就像所有的童話故事一樣,這個舞會也必須結束。不會有教練變成南瓜,不會有國王對我鞋子的狀況生氣,但會有一架飛機要趕,一件衣服要返回,一千個髮夾要從我的頭髮上拔下來。時鐘敲響了凌晨 5 點,情侶們在舞池裡的動作更加緩慢。燈光暗了下來。舞會和所有的仙塵都即將結束。
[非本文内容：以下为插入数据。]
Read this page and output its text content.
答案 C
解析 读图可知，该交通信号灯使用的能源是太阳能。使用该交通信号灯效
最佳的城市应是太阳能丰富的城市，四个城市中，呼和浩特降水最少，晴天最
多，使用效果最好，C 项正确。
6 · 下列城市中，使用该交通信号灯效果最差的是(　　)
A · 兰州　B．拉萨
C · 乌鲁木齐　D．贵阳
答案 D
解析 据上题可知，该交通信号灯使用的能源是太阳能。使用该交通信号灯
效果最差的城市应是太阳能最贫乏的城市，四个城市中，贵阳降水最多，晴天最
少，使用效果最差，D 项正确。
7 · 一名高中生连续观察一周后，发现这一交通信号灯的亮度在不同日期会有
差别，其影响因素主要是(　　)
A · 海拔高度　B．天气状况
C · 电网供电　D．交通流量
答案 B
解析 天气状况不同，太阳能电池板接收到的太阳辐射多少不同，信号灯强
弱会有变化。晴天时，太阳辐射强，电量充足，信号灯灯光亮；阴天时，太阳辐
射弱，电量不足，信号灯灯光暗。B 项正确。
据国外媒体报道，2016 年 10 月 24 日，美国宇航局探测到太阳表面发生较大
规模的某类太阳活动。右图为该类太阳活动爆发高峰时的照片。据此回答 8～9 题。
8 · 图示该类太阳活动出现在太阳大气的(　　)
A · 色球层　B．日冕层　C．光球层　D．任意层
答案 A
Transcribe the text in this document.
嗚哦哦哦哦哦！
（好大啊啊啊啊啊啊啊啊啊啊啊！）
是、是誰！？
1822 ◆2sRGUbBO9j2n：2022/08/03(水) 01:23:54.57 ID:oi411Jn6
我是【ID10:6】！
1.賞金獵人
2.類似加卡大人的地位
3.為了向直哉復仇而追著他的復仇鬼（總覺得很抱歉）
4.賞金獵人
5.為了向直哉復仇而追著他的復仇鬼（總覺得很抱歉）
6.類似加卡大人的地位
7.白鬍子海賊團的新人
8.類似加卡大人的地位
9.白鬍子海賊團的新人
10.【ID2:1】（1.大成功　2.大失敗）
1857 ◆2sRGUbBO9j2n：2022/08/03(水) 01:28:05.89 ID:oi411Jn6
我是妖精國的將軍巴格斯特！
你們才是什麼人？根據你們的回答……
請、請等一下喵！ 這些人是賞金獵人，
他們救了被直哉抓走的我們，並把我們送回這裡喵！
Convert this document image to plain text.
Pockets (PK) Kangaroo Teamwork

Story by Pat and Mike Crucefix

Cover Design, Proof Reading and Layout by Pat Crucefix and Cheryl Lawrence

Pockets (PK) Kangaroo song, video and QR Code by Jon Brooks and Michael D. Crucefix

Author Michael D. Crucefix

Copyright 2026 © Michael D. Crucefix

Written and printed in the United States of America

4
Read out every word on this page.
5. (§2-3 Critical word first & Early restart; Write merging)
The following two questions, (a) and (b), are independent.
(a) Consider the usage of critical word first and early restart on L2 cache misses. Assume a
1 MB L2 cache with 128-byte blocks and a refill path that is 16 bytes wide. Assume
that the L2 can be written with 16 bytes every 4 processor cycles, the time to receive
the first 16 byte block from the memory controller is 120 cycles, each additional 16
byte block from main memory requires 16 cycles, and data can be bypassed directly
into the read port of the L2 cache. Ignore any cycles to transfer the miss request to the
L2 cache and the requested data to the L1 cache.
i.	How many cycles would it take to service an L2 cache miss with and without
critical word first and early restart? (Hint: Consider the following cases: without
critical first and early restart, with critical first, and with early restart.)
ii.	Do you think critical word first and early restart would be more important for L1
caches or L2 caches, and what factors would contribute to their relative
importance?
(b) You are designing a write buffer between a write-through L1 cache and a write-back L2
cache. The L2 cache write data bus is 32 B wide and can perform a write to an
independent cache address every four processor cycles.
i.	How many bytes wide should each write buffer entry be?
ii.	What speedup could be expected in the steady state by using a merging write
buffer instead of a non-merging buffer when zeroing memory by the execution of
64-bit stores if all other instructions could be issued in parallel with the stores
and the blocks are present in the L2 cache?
然而,就像你小時候讀過的童話故事,或是你內心深處的早期記憶一樣,它永遠不會完全結束或消失。夜晚的記憶和它的魔力將繼續存在,因為幾乎不可能逃脫華爾茲的聲音,尤其是史特勞斯的《藍色多瑙河》。 我發現這首華爾茲伴隨著我走遍了世界——幾個月後,我在一艘穿越德雷克海峽前往南極洲的探險船上聽到了這首華爾茲,在家裡的沙發上觀看了HBO 的一集節目。就這樣,銀色的森林重新生長。夜晚感覺很新鮮,你的鞋子還沒破。就像初戀或童年故事一樣,它會永遠伴隨您。如果你幸運的話,你將永遠無法康復。